Ma i riflettori sono puntati a Zagabria soprattutto sul referendum elettorale. Il premier Andrej Plenković ha bocciato ieri senza appello l’inziativa referendaria definendola irresponsabile e ha ribadito che ora è necessario verificare se le firme siano state raccolte in maniera adeguata e se i quesiti siano conformi alla Costituzione. Il primo ministro ha ribadito di essere stato fin dall’inizio dell’opinione che ogni intervento mirato a colpire i diritti delle minoranze sia incostituzionale, alla luce dei diritti acquisiti. “Quale presidente del governo e dell’HDZ considero assolutamente inaccettabile – e l’opinione pubblica deve saperlo – ridurre in tal modo i diritti dei deputati”, ha rilevato il premier, che ha definito la riduzione dei diritti delle minoranze un enorme passo indietro per la democrazia croata. In questo contesto ha ricordato che “i conseguimenti nel campo dei diritti minoritari risalgomo all’epoca del primo presidente croato Franjo Tuđman”. Andrej Plenković ha dichiarato infine di aver voluto intervenire prima pubblicamente sull’argomento per non interferire nel procedimento di raccolta delle sottoscrizioni.
Tutto lascia ritenere a questo punto che l’incartamento finirà in mano ai giudici costituzionali. Il presidente del Gruppo parlamentare del Partito popolare, Milorad Batinić, ha già annunciato che il suo schieramento chiederà la valutazione della costituzionalità dell’iniziativa referendaria sulla modifica del sistema elettorale, L’esponente dell’HNS ha condannato sia le iniziative per ridurre i diritti delle etnie sia quelle per colpire i diritti delle donne.
Prima la verifica
Il presidente del Sabor, Gordan Jandroković, ha rilevato che per prima cosa le firme dovranno essere inviate al vaglio del governo, ovvero del ministero dell’Amministrazione, per verificare la loro autenticità. “Se saranno autentiche e in numero sufficiente, probabilmente andremo verso il referendum”, ha sostenuto Jandroković. Alla domanda se intenda richiedere la verifica della costituzionalità del secondo quesito del referendum, ha risposto: “Soltanto quando avrò ricevuto le firme e alla fine del procedimento di verifica, potremo decideremo su come procedere”.
Il ministro dell’Amministrazione, Lovro Kuščević, è del parere che “il referendum sia uno strumento troppo delicato per discutere di diritti umani, diritti delle minoranze, impegni internazionali.
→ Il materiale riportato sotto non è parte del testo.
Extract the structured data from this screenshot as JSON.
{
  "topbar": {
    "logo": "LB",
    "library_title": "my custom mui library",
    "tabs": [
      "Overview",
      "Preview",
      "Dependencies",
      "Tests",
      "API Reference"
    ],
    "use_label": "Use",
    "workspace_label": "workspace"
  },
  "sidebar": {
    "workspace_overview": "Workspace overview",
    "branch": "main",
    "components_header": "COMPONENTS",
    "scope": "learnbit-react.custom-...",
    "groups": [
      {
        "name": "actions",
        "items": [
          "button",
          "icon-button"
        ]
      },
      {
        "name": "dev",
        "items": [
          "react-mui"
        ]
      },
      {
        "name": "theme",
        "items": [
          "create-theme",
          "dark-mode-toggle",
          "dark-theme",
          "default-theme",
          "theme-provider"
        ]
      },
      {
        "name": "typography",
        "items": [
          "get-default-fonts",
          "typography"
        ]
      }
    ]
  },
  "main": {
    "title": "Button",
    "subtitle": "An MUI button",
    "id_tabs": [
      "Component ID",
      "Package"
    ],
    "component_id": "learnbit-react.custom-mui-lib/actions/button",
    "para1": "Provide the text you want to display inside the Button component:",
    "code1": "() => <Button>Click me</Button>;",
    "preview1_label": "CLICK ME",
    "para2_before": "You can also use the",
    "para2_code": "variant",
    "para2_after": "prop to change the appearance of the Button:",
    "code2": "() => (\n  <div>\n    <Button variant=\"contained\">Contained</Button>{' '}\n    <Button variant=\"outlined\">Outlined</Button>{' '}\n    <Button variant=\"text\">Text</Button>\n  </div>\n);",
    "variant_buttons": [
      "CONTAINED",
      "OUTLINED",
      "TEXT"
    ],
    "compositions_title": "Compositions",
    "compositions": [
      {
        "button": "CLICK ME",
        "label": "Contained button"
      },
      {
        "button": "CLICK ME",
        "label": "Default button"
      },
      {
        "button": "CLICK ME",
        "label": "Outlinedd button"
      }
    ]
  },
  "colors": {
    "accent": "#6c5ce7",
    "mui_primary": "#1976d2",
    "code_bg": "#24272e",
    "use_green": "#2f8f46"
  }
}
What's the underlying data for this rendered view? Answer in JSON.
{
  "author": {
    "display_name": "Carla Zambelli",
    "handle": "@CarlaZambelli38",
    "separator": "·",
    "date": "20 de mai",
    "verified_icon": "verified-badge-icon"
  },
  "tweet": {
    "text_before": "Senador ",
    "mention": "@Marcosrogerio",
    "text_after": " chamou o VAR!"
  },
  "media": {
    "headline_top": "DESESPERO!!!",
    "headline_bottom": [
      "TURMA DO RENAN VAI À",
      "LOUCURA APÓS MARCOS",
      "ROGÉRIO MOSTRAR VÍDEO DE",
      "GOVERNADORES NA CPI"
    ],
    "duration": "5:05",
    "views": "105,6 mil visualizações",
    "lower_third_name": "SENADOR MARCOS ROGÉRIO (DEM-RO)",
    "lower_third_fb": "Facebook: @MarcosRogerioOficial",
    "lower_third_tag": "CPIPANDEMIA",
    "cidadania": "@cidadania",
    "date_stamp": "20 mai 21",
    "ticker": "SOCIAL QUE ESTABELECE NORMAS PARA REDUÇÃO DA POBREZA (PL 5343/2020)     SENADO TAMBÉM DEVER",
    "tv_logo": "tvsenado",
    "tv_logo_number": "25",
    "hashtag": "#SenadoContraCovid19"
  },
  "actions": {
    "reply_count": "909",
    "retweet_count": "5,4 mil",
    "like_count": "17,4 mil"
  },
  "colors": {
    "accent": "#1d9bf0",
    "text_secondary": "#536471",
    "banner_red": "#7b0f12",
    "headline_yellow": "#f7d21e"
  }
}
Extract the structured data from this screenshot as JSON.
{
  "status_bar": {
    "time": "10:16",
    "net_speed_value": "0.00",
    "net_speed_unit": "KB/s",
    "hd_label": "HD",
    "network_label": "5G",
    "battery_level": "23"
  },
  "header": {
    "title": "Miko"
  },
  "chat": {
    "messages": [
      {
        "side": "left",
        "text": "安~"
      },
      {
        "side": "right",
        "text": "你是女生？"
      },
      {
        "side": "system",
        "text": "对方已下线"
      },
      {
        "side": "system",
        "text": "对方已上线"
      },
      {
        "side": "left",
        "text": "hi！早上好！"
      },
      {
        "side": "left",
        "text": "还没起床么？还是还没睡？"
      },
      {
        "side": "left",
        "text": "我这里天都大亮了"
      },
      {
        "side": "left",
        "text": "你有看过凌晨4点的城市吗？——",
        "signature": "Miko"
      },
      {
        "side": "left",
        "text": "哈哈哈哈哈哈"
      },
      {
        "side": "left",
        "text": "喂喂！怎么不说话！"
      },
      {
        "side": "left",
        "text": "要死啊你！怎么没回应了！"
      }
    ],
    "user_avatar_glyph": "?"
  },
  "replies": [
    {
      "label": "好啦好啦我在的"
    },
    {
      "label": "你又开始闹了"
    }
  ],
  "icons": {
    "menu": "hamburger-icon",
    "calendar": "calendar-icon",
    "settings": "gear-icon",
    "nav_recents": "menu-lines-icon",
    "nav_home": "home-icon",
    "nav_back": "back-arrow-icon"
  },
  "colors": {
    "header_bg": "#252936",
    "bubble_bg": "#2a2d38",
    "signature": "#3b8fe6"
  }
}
Questi sono argomenti che devono essere ben ponderati”.

Messaggio alle élite

Božo Petrov, leader del Most, ha affermato che “evidentemente l’iniziativa referendaria per il cambiamento del sistema elettorale ha incontrato un ampio appoggio da parte dei cittadini. Questo è anche un chiaro messaggio che l’elettorato ha inviato agli oligarchi politici al governo”.

La raccolta continua?

Arsen Bauk, presidente del gruppo parlamentare dell’SDP, ha rilevato che “il termine ultimo per la raccolta delle firme è scaduto domenica 27. Chi ci garantisce che non sia ancora in corso?”, aggiungendo che non è ancora iniziato il dialogo con l’HDZ sulla proposta socialdemocratica di modifiche costituzionali per regolamentare finalemente le iniziative referendarie. “Non ci sono trattative, ma è in corso la procedura parlamentare. Ci attendiamo che in tempi brevi la tematica venga discussa nell’ambito della Commissione parlamentare per la Costituzione. Ci aspettiamo anche delle proposte concrete”. L’SDP propone che servano 200mila firme per indire un referendum, i cui quesiti però non possano riguardare la limitazione o la riduzione dei diritti umani, gli obblighi derivanti da accordi internazionali, l’approvazione del Bilancio e il sistema fiscale.

Denunce costituzionali

L’iniziativa Il popolo decide ha annunciato di aver avviato denunce costituzionali contro le Città di Fiume e di Samobor, “perché hanno impedito ai cittadini di realizzare il proprio diritto costituzionale di esprimersi sui quesiti del referendum”.